For over a year now The Fine Ale Countdown podcast has been assessing the relative merits of the world's beers, one at a time. Each beer gets a numerical score, resulting in a league table, and attention tends to be paid more to the upper end of it, especially the hallowed top five. But every league table has to have an arse end and I don't know exactly what's in the lower reaches of this one (update: now I do), although two beers do get mentioned regularly as being especially unpleasant, and they're two I had never tasted until I went out and made a point of finding them.
One is Wolf Rock, from Molson Coors's craftish sub-brand Sharp's, which the guys reviewed back in their first ever episode. It's a red IPA and widely available in supermarkets, which is where I found mine. "Sharp's, Rock, Cornwall" says the label, along with an explanation of where in Cornwall Wolf Rock is, and the small print that says it's actually brewed up north in Cheshire. I'm not predisposed to liking red IPAs and that bit of flim-flam didn't help.
It's a dark mahogany colour, the head not sticking around for long and giving off a harshly metallic aroma, like aspirin. Again: not looking good. But the flavour isn't as bad as expected. The texture helps enormously: it's full and smooth and round, helping it slip down your gullet before your brain has registered what's happening. What's happening is a toffee sweetness rubbing indecently up against a tart fruit flavour, a bit like a toffee apple, but with the elements more blended into each other. That metallic aspirin twang is still there, and there's a raspberryade artificial fruit sweetness. All of this should be clanging together madly but it just about manages to harmonise. It's still not pleasant, though, There's a total lack of distinct hop freshness which means the letters "IPA" no more belong on the label than the word "Cornwall". The FAC guys were more than fair in their slating of this.
The other whipping boy is Siren's Pompelmocello, and I was a little surprised that this didn't go down well as the brewery generally turns out great beers. It's a bit of a confection, being a soured, fruited IPA with added lactose. I made a special trip to Alfie Byrne's to give it a go.

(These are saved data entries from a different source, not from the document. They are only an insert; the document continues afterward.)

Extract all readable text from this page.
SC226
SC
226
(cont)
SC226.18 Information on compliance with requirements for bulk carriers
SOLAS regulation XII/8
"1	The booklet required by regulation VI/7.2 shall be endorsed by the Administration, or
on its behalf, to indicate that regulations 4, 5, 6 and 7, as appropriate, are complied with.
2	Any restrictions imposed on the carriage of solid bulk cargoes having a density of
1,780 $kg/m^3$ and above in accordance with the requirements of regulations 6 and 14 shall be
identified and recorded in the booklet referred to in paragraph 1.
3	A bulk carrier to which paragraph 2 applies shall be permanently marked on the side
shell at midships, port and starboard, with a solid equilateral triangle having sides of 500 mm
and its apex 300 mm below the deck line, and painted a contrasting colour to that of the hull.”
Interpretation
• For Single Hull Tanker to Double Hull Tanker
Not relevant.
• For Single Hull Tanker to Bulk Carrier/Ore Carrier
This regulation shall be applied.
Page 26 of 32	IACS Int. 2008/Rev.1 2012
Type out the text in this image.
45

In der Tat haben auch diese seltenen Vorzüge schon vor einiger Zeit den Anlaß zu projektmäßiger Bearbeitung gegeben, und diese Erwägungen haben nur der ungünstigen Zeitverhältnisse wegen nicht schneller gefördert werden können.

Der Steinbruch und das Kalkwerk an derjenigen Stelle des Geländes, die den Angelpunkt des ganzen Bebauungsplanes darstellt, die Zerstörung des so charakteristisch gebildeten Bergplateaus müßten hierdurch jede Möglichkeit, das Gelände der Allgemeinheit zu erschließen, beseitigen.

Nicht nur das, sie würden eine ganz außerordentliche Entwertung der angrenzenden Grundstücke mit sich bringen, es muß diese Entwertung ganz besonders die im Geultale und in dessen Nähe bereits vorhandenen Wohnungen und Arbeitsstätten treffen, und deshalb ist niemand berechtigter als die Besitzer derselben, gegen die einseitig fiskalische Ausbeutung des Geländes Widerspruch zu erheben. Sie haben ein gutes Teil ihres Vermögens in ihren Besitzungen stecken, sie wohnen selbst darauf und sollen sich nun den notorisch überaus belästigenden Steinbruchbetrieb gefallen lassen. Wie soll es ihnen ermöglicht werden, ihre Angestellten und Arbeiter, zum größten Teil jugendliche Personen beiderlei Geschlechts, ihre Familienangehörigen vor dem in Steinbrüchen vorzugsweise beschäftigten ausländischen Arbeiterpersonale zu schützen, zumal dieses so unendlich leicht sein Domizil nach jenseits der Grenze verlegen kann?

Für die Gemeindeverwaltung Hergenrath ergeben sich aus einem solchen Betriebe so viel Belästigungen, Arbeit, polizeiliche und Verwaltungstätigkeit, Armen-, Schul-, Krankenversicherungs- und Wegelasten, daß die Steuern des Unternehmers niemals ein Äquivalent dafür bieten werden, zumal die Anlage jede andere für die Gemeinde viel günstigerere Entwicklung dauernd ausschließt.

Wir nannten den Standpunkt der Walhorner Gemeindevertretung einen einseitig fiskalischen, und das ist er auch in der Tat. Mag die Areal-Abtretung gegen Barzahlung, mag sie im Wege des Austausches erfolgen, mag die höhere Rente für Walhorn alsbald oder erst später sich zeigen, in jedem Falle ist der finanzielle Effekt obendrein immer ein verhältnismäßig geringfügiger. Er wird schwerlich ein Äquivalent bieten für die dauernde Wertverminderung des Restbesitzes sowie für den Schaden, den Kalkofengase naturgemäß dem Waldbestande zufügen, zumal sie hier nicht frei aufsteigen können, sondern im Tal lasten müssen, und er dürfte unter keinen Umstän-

For some reason I was expecting it to be cloudy but it's actually a clear and innocent orange-gold colour. There's a lightly funky aroma and on tasting the sourness is definitely understated. Instead of being the main event, the acidic tartness helps accentuate the juiciness of the fruit, and I got fresh ripe mandarin flesh as the centrepiece. Behind this is a veritable fruit salad with sweet pineapple and white grape, plus a certain syrupyiness which I'm guessing is the lactose at work, and it does start to get a little sticky as it warms up. Overall, though, I absolutely loved it: it's a very good example of the sort of clean and hoppy sour beer I like. That the podcast team do not was made apparent in their round-up of the Alltech Brews festival where Eight Degrees's sublime Wayfarer sour IPA came in for a bit of stick. Each to his own, I guess.
As it happened, while I was in Alfie's they had another Siren fruit IPA on: VIPA. This one is not soured but oaked, fermented with a Belgian yeast and with added blackcurrant, raspberry and hibiscus. All that for just €6.30 a glass. None of the elements really jump out from it. It smells like a forest fruit yoghurt and the flavour has a harsh and sticky jammy quality, with a bitter metallic edge on it. There's no proper beer character anywhere, which is especially surprising given the use of Belgian yeast and the distinctive flavours that that tends to bring. Some cleaning sourness would really improve this picture, I reckon.
It turns out, then, that Siren is quite capable of taking mis-steps. Pompelmocello is definitely not one of them, however. Don't believe everything you hear on the Internet.